The Material Photographies Research Group meets regularly online to explore critical thinking/making around the photograph in its multiple forms and dynamic manifestations—to welcome new ways of thinking and celebrating the increasingly complex photosphere we inhabit.

All are warmly invited to attend!


The MPRG is currently resident at the Conservation Lab at the Museum of Care.
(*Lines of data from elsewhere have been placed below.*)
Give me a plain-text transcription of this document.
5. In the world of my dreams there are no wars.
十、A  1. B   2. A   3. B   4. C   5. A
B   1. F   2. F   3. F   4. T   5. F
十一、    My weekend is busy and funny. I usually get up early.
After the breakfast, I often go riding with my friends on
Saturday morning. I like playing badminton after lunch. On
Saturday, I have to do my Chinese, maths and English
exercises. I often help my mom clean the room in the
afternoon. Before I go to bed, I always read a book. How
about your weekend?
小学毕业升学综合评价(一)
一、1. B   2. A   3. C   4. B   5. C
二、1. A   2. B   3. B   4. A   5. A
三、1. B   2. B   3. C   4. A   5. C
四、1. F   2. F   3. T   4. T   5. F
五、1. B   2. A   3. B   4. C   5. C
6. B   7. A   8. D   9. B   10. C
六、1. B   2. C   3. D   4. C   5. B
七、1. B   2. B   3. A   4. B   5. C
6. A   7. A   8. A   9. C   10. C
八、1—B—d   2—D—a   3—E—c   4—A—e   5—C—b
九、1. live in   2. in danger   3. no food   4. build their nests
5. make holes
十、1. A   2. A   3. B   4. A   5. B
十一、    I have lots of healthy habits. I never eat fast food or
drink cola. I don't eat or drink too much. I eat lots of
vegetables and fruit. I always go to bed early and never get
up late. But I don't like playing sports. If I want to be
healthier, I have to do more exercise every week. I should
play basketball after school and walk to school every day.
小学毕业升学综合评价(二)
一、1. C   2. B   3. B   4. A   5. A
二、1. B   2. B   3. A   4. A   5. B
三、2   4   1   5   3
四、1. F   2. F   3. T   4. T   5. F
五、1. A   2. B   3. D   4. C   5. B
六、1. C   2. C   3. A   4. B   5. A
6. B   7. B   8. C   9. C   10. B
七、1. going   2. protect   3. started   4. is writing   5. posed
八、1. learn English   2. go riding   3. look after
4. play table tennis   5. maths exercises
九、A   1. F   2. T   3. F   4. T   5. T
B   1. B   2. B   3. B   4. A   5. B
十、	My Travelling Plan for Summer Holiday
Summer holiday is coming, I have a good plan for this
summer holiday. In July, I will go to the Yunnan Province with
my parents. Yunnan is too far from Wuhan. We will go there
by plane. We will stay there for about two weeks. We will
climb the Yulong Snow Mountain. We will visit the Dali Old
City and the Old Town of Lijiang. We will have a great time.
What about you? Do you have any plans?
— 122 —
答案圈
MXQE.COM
Please get in touch if you like to join us, access the readings, or hear more about the MPRG’s activities, email: [email protected]


Our next meeting:

January 17 at 12:30 pm London time.

This session will draw on Marcel Duchamp’s notion of the ‘infra-thin,’ drawn through artist and philosopher Erin Manning’s process-relational take on the infra-sensible, reading the following (texts attached):

  1. Elena Filipovic’s The Apparently Marginal Activities of Marcel Duchamp. This next session will focus on chapter 3. The Dead End of the Museum, p. 157-267. It’s a long chapter (though richly illustrated), if you know/or are less interested in Duchamp’s final posthumous installation, Étant donnés, then you can skip to page 222, where Filipovic concentrates on the work’s extensive photographic elements.

and,

  1. Chapter 1. of Erin Manning’s For a Pragmatics of the Useless: A Politics of the Infrathin, in Preamble, from “For a Pragmatics of the Useless”. Duke University Press, 2020, p. 15-31.

Elena Filipovic, born in 1972, is a curator and writer on contemporary art. As Director of Kunsthalle Basel, she has curated pivotal exhibitions, highlighting emerging artists. Known for curating the Belgian Pavilion at the Venice Biennale and authoring key texts on Marcel Duchamp, Filipovic's practice delves into the limits of exhibition-making and contemporary art's societal role.

Marcel Duchamp (1887-1968) was a pivotal artist whose "readymades" defied traditional art definitions, sparking Dada and Surrealist movements. Duchamp’s work questioned art's role, forging new paths for future artists. His influence persists in how art intersects with ideas and objects, underlining his critical role in shaping contemporary art discourse.

Erin Manning, born in 1969**,** is a Canadian philosopher and artist, recognised for her work at the intersection of art, philosophy, and politics. As a professor at Concordia University and director of the SenseLab, Manning explores the dynamics of sensation, thought, and expression, emphasising process and relations. Her interdisciplinary approach merges theory with practice, notably in her books "The Minor Gesture," and “For a Pragmatics of the Useless.” Manning's contributions span art, dance, and neurodiversity studies, advancing dialogues on the body's role in philosophical and artistic processes.